Keller @ Large: The Trump of 2016 returns to Washington
Keller @ Large: The Trump of 2016 returns to Washington 02:53

BOSTON - Former President Donald Trump made his first visit back to Washington D.C. since leaving office at a moment when polls show a growing number of Republicans are wondering if they'd be better served in the 2024 presidential race by someone less intent on relitigating the 2020 election.

It's a focus his former vice president - himself a potential 2024 candidate - called out in a speech hours before Trump spoke. "It's absolutely essential at a time when so many Americans are hurting, so many families are struggling, that we don't give way to the temptation to look back," said Mike Pence.

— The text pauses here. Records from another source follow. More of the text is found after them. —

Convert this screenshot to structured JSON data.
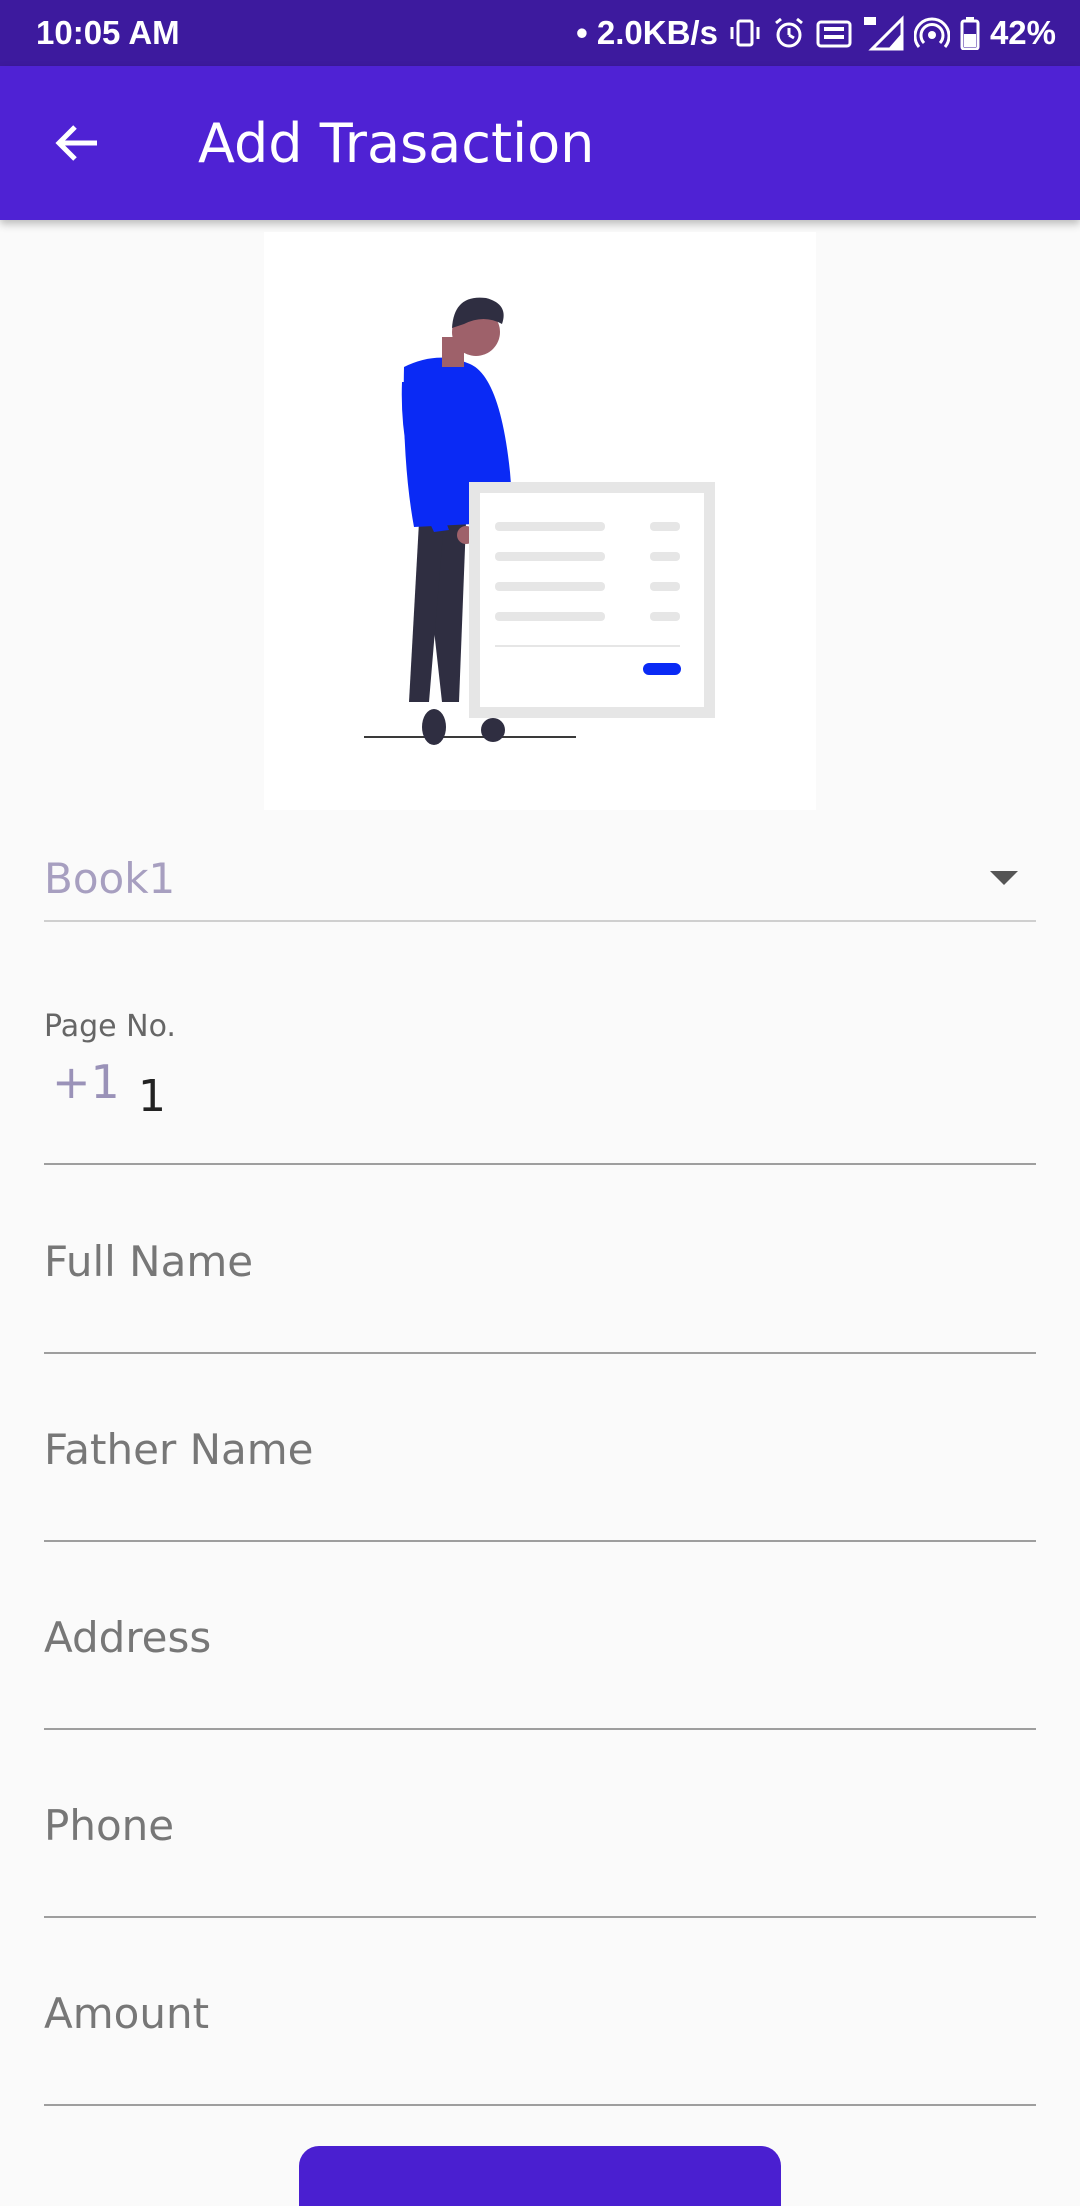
{
  "status_bar": {
    "time": "10:05 AM",
    "network_speed": "• 2.0KB/s",
    "battery": "42%",
    "icons": [
      "vibrate-icon",
      "alarm-icon",
      "volte-icon",
      "signal-4g-icon",
      "hotspot-icon",
      "battery-icon"
    ]
  },
  "app_bar": {
    "title": "Add Trasaction",
    "back_icon": "arrow-left-icon"
  },
  "colors": {
    "app_bar": "#4f22d4",
    "status_bar": "#3d1a9e",
    "accent_blue": "#0a2af5"
  },
  "form": {
    "book_select": {
      "value": "Book1"
    },
    "page_no": {
      "label": "Page No.",
      "prefix": "+1",
      "value": "1"
    },
    "full_name": {
      "placeholder": "Full Name"
    },
    "father_name": {
      "placeholder": "Father Name"
    },
    "address": {
      "placeholder": "Address"
    },
    "phone": {
      "placeholder": "Phone"
    },
    "amount": {
      "placeholder": "Amount"
    }
  }
}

And for most of his speech, Trump did look forward, to an all-out Republican-led war on crime. "There is no longer respect for the law," he claimed, painting a picture of a nation overrun by a criminal reign of terror. "We need an all-out effort to defeat violent crime and be tough and nasty and be mean if we have to." Trump called for a return to stop-and-frisk policies, which studies have found do little to reduce felonies, and demanded that police be "left alone" to do their jobs - without reference to the January 6 assaults on police guarding the Capitol.

"Parents are worried sick that their kids will get shot on the way to school or on the way back home," he said. But efforts to curb the sale of weapons to troubled buyers without criminal records, like the Uvalde mass murderer, are a non-starter for Trump. "Take the guns away from the criminals who shouldn't be having guns. Let the people who need to have guns, have to have guns, let them have them."     

And in the end, he abandoned his script and returned to his favorite theme - the past and his contemplated revenge. "We got millions and millions more votes, and you know what? That's gonna be a story for a long time - what a disgrace it was - but you know what? We may have to do it again and straighten out our country."

Will this speech do anything to deter those Republicans who are looking for someone new?

I doubt it, but it might help quiet them down because it was a return to the candidate Trump of 2016 who electrified the party with red-meat rhetoric on issues like crime, immigration and the Second Amendment. It was like a greatest-hits concert by a band that hasn't had a hit in a while but leaves the audience saying 'Hey, they still got it.'

And if Trump intends to run again, as I suspect he does, that is mission accomplished.